1. Makes the light softer.

2. Makes the light whiter. In other words, it tends to correct the white balance (not always, but almost)

Some examples of situations in which to use it:

- If it is a sunny day and you put this diffuser on the window, you will have a great study light.

- If you want to take a photo with flash and your ceilings are very low and you are in a small space, this diffuser will save your life.

- If you want to switch quickly between hard light and soft light with flash

And a long etc of situations where this diffuser is going to save the session.

  • And of course, follow a lighting scheme, which means correctly placing all the above elements

Since we have seen the materials that you will need, let's jump directly to the fun bit! The lighting schemes that will get you started posting amazing dark food photos!


The dynamics we have used is very simple and you will immediately see the good results it will give you.
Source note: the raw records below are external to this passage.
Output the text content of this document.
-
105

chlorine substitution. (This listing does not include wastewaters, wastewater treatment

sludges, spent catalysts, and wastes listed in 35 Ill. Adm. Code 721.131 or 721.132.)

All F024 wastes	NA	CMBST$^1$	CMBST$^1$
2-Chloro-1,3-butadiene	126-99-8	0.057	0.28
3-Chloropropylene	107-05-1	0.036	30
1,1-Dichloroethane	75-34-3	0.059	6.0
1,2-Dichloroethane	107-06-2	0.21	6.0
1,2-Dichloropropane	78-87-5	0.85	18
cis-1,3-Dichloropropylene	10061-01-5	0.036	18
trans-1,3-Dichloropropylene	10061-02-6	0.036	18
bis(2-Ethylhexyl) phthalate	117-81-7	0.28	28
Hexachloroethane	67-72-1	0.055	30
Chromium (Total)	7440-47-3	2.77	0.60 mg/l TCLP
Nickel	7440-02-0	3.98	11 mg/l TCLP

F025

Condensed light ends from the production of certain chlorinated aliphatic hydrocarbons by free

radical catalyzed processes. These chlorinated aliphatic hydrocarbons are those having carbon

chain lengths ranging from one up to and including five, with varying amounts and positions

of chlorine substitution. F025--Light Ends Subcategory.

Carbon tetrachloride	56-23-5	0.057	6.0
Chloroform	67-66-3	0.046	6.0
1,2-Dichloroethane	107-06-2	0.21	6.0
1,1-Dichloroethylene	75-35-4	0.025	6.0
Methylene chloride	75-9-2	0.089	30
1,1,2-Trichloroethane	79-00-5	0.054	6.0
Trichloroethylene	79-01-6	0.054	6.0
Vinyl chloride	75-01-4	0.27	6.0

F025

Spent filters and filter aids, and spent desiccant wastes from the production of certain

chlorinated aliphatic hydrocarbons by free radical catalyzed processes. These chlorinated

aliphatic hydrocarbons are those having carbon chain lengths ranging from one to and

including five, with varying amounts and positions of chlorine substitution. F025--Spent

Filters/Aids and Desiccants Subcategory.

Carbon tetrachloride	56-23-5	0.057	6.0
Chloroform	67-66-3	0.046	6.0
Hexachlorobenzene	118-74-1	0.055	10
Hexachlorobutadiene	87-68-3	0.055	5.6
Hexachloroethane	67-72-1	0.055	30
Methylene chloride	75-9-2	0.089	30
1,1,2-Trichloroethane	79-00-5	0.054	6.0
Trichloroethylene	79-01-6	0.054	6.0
You just have to follow 3 steps:

  1. After setting up the scene and with the camera on the tripod, shoot a photo with your light source unchanged.
  2. Take the black foam boards and block the light until the glare disappears.
  3. Take a white foam board and fill in the shadows.

This is basically what is going to make your reflections and highlights disappear once and for all. Just play around with the modifiers, blocking and reflecting light, and learn how light behaves while you do it.

Now we are going to show how we do it. In no way do we want to establish that this is the best way to do it, or the right way, or anything like that. These are tips that are only meant to unlock the ones stuck with the dark light theme and dark backdrops, by showing our work process.

1. SIDE LIGHTING for dark food photography. This scheme is great for highlighting volumes. It is simple and very effective.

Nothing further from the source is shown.